Thermodynamic and kinetic characterization of methane hydrate 'nucleation, growth and dissociation processes, according to the labile Cluster theory

Methane hydrates were formed and then dissociated in presence of fresh water and a pure quartz porous medium, by using a small-scale experimental apparatus, appositely designed for those experiments. The most significant phases describing the process, or nucleation, massive growth and dissociation, were characterized both thermodynamically and kinetically. Methane hydrate equilibrium was defined in presence of such porous medium and the hydrate formation rate was calculated for kinetic considerations. To do this, the Labile Clusters Theory was considered and, according to it, hydrate formation was considered a first-order chemical kinetic equation for the time dependence.
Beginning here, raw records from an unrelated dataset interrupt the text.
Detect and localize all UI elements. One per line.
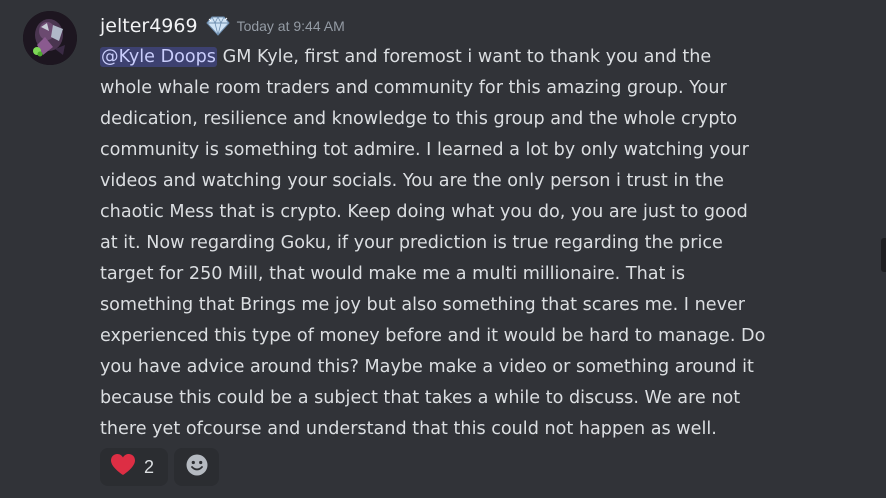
heart-reaction-button[interactable]: 2 bbox=[100, 448, 168, 486]
diamond-badge-icon[interactable] bbox=[205, 15, 231, 37]
message-content: @Kyle Doops GM Kyle, first and foremost … bbox=[100, 42, 860, 445]
message-line: experienced this type of money before an… bbox=[100, 326, 766, 346]
red-heart-icon bbox=[110, 453, 136, 481]
message-line: whole whale room traders and community f… bbox=[100, 78, 727, 98]
message-line: you have advice around this? Maybe make … bbox=[100, 357, 754, 377]
message-text: GM Kyle, first and foremost i want to th… bbox=[216, 47, 712, 67]
message-line: something that Brings me joy but also so… bbox=[100, 295, 746, 315]
chat-message: jelter4969 Today at 9:44 AM @Kyle Doops … bbox=[0, 0, 886, 498]
message-line: there yet ofcourse and understand that t… bbox=[100, 419, 717, 439]
add-reaction-button[interactable] bbox=[174, 448, 219, 486]
message-line: chaotic Mess that is crypto. Keep doing … bbox=[100, 202, 748, 222]
timestamp: Today at 9:44 AM bbox=[236, 18, 345, 34]
message-line: videos and watching your socials. You ar… bbox=[100, 171, 724, 191]
reaction-count: 2 bbox=[144, 456, 155, 477]
message-header: jelter4969 Today at 9:44 AM bbox=[100, 12, 345, 40]
message-line: target for 250 Mill, that would make me … bbox=[100, 264, 686, 284]
message-line: dedication, resilience and knowledge to … bbox=[100, 109, 738, 129]
message-line: community is something tot admire. I lea… bbox=[100, 140, 749, 160]
reactions-bar: 2 bbox=[100, 448, 219, 486]
avatar[interactable] bbox=[23, 11, 77, 65]
scrollbar-thumb[interactable] bbox=[881, 238, 886, 272]
message-line: @Kyle Doops GM Kyle, first and foremost … bbox=[100, 42, 860, 73]
message-line: at it. Now regarding Goku, if your predi… bbox=[100, 233, 723, 253]
message-line: because this could be a subject that tak… bbox=[100, 388, 741, 408]
add-reaction-smiley-icon bbox=[185, 453, 209, 481]
user-mention[interactable]: @Kyle Doops bbox=[100, 47, 217, 67]
username[interactable]: jelter4969 bbox=[100, 15, 198, 37]
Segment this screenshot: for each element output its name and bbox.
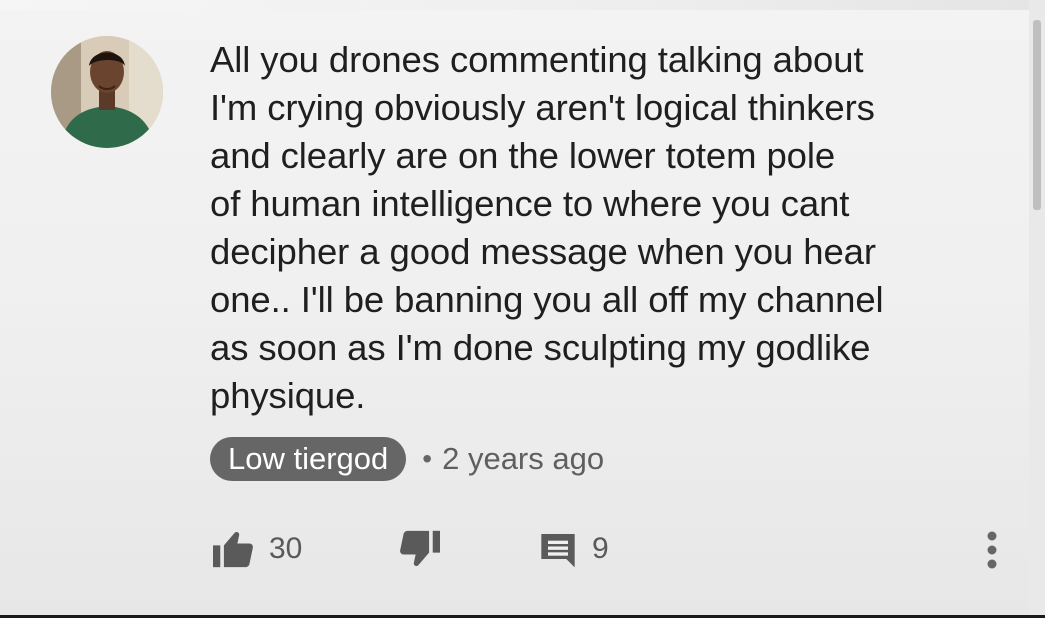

Finally, pressure variation over time was discussed. The comparison between trend assumed by those parameters revealed consistent and visible similarities, which allowed to a very deepened characterization about all three phases making up the whole process.

Automated summary

In this study, methane hydrates were analyzed for their thermodynamic and kinetic properties in the presence of fresh water and a pure quartz porous medium. The Labile Clusters Theory was used to calculate the hydrate formation rate as a first-order chemical kinetic equation, providing insights into the time dependence of the process. Pressure variations were also discussed, revealing consistent similarities with other parameters and allowing for a detailed characterization of the entire process.